Akun-akun palsu dengan nama yang bikin muntah ramai: saling ejek. Berbagai binatang ikut serta memanaskan suasana.

"Anjing, bangsat!"

"Jangkrik Njaran!"

"Singo!"

"Bajingan!"

"Munyuk!"

"Cok! Kau yang bajingan! Anjing kudisan!"

"Asu! Setan-setan bangsat! Bilang aja lu syirik sama Mas Jarene."

"Mas Jarene busuk! Bu Nunung makin busuk! Semua calon busuk!"

"Lu yang busuk! Akun palsu, bencong lonte!"

Tak terkendali. Semua komentar semaunya sendiri. Satu sama lain tak ada yang kenal. Itu ibarat kamu bicara di telpon yang salah sambung. Namanya salah sambung, omongannya pasti tak nyambung. Bikin bingung. Tak ada untung.

Admin grup kebanyakan micin.
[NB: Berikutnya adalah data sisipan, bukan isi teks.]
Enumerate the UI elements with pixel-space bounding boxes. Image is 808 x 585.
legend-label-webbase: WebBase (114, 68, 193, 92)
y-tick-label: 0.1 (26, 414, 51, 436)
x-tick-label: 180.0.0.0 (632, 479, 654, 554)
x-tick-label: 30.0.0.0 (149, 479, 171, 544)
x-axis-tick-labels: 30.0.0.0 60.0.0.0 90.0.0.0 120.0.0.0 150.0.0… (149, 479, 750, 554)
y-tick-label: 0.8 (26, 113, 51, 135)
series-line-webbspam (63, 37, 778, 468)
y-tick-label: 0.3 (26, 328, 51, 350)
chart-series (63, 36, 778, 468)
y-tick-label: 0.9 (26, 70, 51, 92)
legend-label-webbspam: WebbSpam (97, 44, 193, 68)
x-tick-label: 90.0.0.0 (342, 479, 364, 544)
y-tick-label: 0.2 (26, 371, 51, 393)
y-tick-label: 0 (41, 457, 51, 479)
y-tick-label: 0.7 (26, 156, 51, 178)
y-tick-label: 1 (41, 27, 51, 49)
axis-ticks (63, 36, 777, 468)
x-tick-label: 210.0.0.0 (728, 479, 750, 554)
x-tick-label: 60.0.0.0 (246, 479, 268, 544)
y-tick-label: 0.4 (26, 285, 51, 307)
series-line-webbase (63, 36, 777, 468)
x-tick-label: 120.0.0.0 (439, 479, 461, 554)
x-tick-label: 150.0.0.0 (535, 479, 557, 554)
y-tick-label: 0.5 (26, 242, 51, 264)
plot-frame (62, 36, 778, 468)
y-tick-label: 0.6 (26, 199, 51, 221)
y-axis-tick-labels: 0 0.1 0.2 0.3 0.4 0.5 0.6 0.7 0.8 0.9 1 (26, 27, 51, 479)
Pura-pura buta dengan pulusi-polusi akun-akun palsu.

"Admin mana, admin? Bersihkan postingan provokator. Bikin rusuh!"

"Rakyat sudah lama memendam perasaan. Aspirasi rakyat hanya sampai pada tong sampah pejabat. Maka, jangan salah, saat ini, rakyat brutal menghujat. Sebab hanya facebook yang bebas menampung suara rakyat."

Admin muncul, memosting tulisan geli. Katanya, maaf, karena grup sudah tidak kondusif, grup saya hapus.
Grup dihapus.

Hendri, salah satu anggota grup yang hatinya tersakiti, membuat akun palsu bernama 'Rakyat Kecil'. Dan membuat grup baru: 'Info Pilkada Kabupaten Facebook'.

Perang berlanjut.

Rakyat makin brutal menghujat.

Laiknya, rakyat butuh tempat tong sampah, tapi bukan tong sampah pejabat.